Rep. Paul Ryan, the Wisconsin Republican and former vice presidential candidate, broke his silence Wednesday about a possible U.S. strike against Syria, calling President Barack Obama’s military threat an “ill-conceived, half-hearted proposal.”
"I believe the president's proposed military strike in Syria cannot achieve its stated objectives. In fact, I fear it will make things worse,” Ryan said in a statement. “The president says a show of force will preserve our credibility. But a feckless show of force will only damage our credibility.”
Ryan’s comments came a day after Obama asked members of Congress to delay a vote on a resolution that would authorize a strike. The delay, Obama said, would provide time to pursue a diplomatic solution in cooperation with the Russian government that would force Syria to turn over its arsenal of chemical weapons to international authorities. Obama also told lawmakers that the threat of a U.S. strike needed to remain on the table throughout the negotiating process.

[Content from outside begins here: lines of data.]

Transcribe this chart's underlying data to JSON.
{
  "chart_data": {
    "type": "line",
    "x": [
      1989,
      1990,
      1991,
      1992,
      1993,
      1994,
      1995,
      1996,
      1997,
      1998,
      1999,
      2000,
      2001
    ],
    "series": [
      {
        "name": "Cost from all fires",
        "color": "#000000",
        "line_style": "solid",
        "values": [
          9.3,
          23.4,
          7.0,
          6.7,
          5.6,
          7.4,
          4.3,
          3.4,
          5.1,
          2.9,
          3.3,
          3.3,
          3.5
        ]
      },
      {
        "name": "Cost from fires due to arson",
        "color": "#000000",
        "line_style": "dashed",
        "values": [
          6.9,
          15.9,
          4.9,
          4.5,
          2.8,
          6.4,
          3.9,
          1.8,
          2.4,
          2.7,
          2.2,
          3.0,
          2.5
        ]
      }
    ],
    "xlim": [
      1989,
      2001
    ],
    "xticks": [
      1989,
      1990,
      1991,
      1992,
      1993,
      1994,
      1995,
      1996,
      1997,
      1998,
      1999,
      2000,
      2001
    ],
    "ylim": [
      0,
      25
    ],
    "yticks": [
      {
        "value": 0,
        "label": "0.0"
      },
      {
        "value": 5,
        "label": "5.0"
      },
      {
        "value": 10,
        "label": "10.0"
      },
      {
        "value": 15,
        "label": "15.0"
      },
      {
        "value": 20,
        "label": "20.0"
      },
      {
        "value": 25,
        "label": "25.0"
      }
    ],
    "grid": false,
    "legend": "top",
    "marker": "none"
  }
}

On Tuesday night, Obama outlined his plan in an address to the nation from the White House. "This initiative has the potential to remove the threat of chemical weapons without the use of force,” Obama said.
In response, Ryan said he believed Obama’s change of course — the president called on Congress to pass a resolution only a few days ago — had “reinforced” what he called a “credibility gap.”
"After making the case for a firm, rapid response, President Obama has called for an indefinite delay,” Ryan said. “He lacks a clear strategy, and now he's following Russia's lead.”
As a vice presidential candidate last year, Ryan was critical of Obama’s inaction in Syria, which has been embroiled in civil war for more than two years. During a debate with Vice President Joe Biden in October 2012, Ryan said he agreed with the red line set by Obama that said the use of chemical weapons would provoke a U.S. response.
Before Tuesday, Ryan, who is considered a possible contender for the Republican presidential nomination in 2016, resisted taking a position before hearing more details about the president’s plan. To date, none of the potential future Republican contenders for the White House has declared public support for Obama’s actions on Syria.